Soliton Spheres

TL;DR

Soliton spheres are special conformal 2-spheres in S^4 characterized by rational parametrizations, related to integrable systems, and include notable examples like Willmore and Bryant spheres, with quantized Willmore energy values.

Contribution

This paper characterizes soliton spheres via the quaternionic Pluecker estimate, relates them to integrable systems, and classifies their Willmore energy quantization.

Findings

Soliton spheres can be described through rational conformal parametrizations from twistor projections.

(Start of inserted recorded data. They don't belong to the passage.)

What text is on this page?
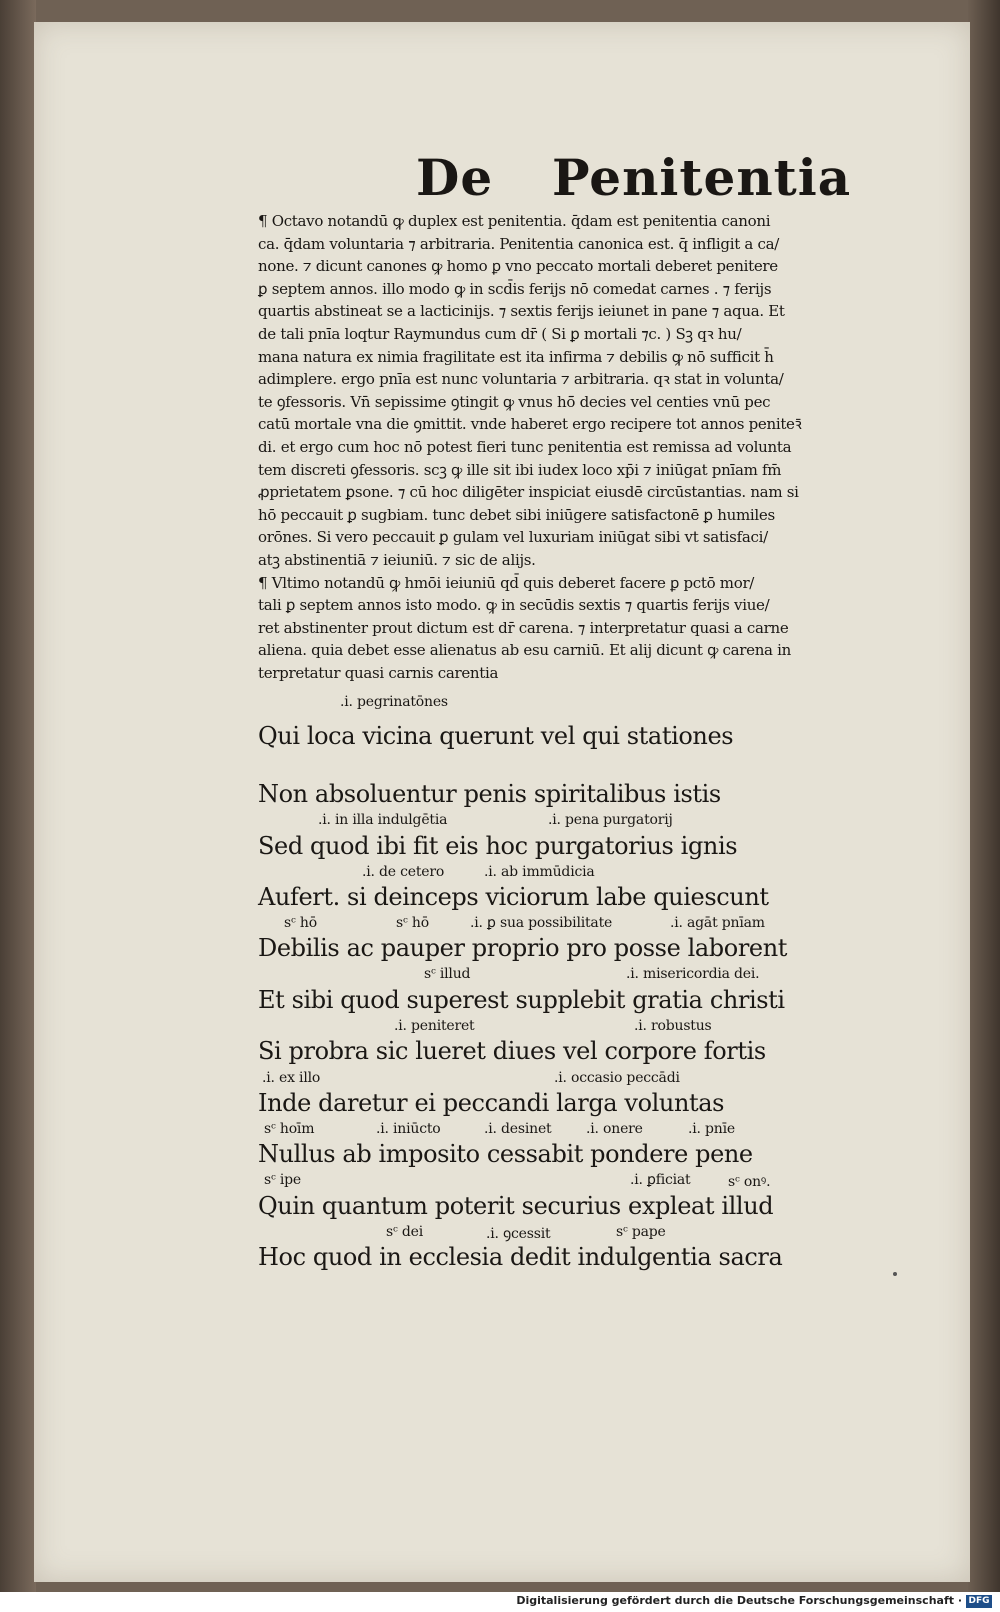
De Penitentia
¶ Octavo notandū ꝙ duplex est penitentia. q̄dam est penitentia canoni
ca. q̄dam voluntaria ⁊ arbitraria. Penitentia canonica est. q̄ infligit a ca/
none. ⁊ dicunt canones ꝙ homo ꝑ vno peccato mortali deberet penitere
ꝑ septem annos. illo modo ꝙ in scd̄is ferijs nō comedat carnes . ⁊ ferijs
quartis abstineat se a lacticinijs. ⁊ sextis ferijs ieiunet in pane ⁊ aqua. Et
de tali pnīa loqtur Raymundus cum dr̄ ( Si ꝑ mortali ⁊c. ) Sꝫ qꝛ hu/
mana natura ex nimia fragilitate est ita infirma ⁊ debilis ꝙ nō sufficit h̄
adimplere. ergo pnīa est nunc voluntaria ⁊ arbitraria. qꝛ stat in volunta/
te ꝯfessoris. Vn̄ sepissime ꝯtingit ꝙ vnus hō̄ decies vel centies vnū pec
catū mortale vna die ꝯmittit. vnde haberet ergo recipere tot annos peniteꝛ̄
di. et ergo cum hoc nō potest fieri tunc penitentia est remissa ad volunta
tem discreti ꝯfessoris. scꝫ ꝙ ille sit ibi iudex loco xp̄i ⁊ iniūgat pnīam fm̄
ꝓprietatem ꝑsone. ⁊ cū hoc diligēter inspiciat eiusdē circūstantias. nam si
hō peccauit ꝑ sugbiam. tunc debet sibi iniūgere satisfactonē ꝑ humiles
orōnes. Si vero peccauit ꝑ gulam vel luxuriam iniūgat sibi vt satisfaci/
atꝫ abstinentiā ⁊ ieiuniū. ⁊ sic de alijs.
¶ Vltimo notandū ꝙ hmōi ieiuniū qd̄ quis deberet facere ꝑ pctō mor/
tali ꝑ septem annos isto modo. ꝙ in secūdis sextis ⁊ quartis ferijs viue/
ret abstinenter prout dictum est dr̄ carena. ⁊ interpretatur quasi a carne
aliena. quia debet esse alienatus ab esu carniū. Et alij dicunt ꝙ carena in
terpretatur quasi carnis carentia
.i. pegrinatōnes
.i. in illa indulgētia	.i. pena purgatorij
.i. de cetero	.i. ab immūdicia
sᶜ hō	sᶜ hō	.i. ꝑ sua possibilitate	.i. agāt pnīam
sᶜ illud	.i. misericordia dei.
.i. peniteret	.i. robustus
.i. ex illo	.i. occasio peccādi
sᶜ hoīm	.i. iniūcto	.i. desinet .i. onere	.i. pnīe
sᶜ ipe	.i. ꝑficiat	sᶜ onꝰ.
sᶜ dei	.i. ꝯcessit	sᶜ pape
Qui loca vicina querunt vel qui stationes
Non absoluentur penis spiritalibus istis
Sed quod ibi fit eis hoc purgatorius ignis
Aufert. si deinceps viciorum labe quiescunt
Debilis ac pauper proprio pro posse laborent
Et sibi quod superest supplebit gratia christi
Si probra sic lueret diues vel corpore fortis
Inde daretur ei peccandi larga voluntas
Nullus ab imposito cessabit pondere pene
Quin quantum poterit securius expleat illud
Hoc quod in ecclesia dedit indulgentia sacra
Digitalisierung gefördert durch die Deutsche Forschungsgemeinschaft · DFG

Willmore and Bryant spheres with smooth ends are examples of soliton spheres.

The Willmore energy of soliton spheres in S^3 is quantized as 4pi times a positive integer, excluding 2, 3, 5, and 7.

Abstract

Soliton spheres are immersed 2-spheres in the conformal 4-sphere S^4=HP^1 that allow rational, conformal parametrizations f:CP^1->HP^1 obtained via twistor projection and dualization from rational curves in CP^{2n+1}. Soliton spheres can be characterized as the case of equality in the quaternionic Pluecker estimate. A special class of soliton spheres introduced by Taimanov are immersions into R^3 with rotationally symmetric Weierstrass potentials that are related to solitons of the mKdV-equation via the ZS-AKNS linear problem. We show that Willmore spheres and Bryant spheres with smooth ends are further examples of soliton spheres. The possible values of the Willmore energy for soliton spheres in the 3-sphere are proven to be W=4pi*d with d a positive integer but not 2,3,5, or 7. The same quantization was previously known individually for each of the three special classes of soliton spheres mentioned above.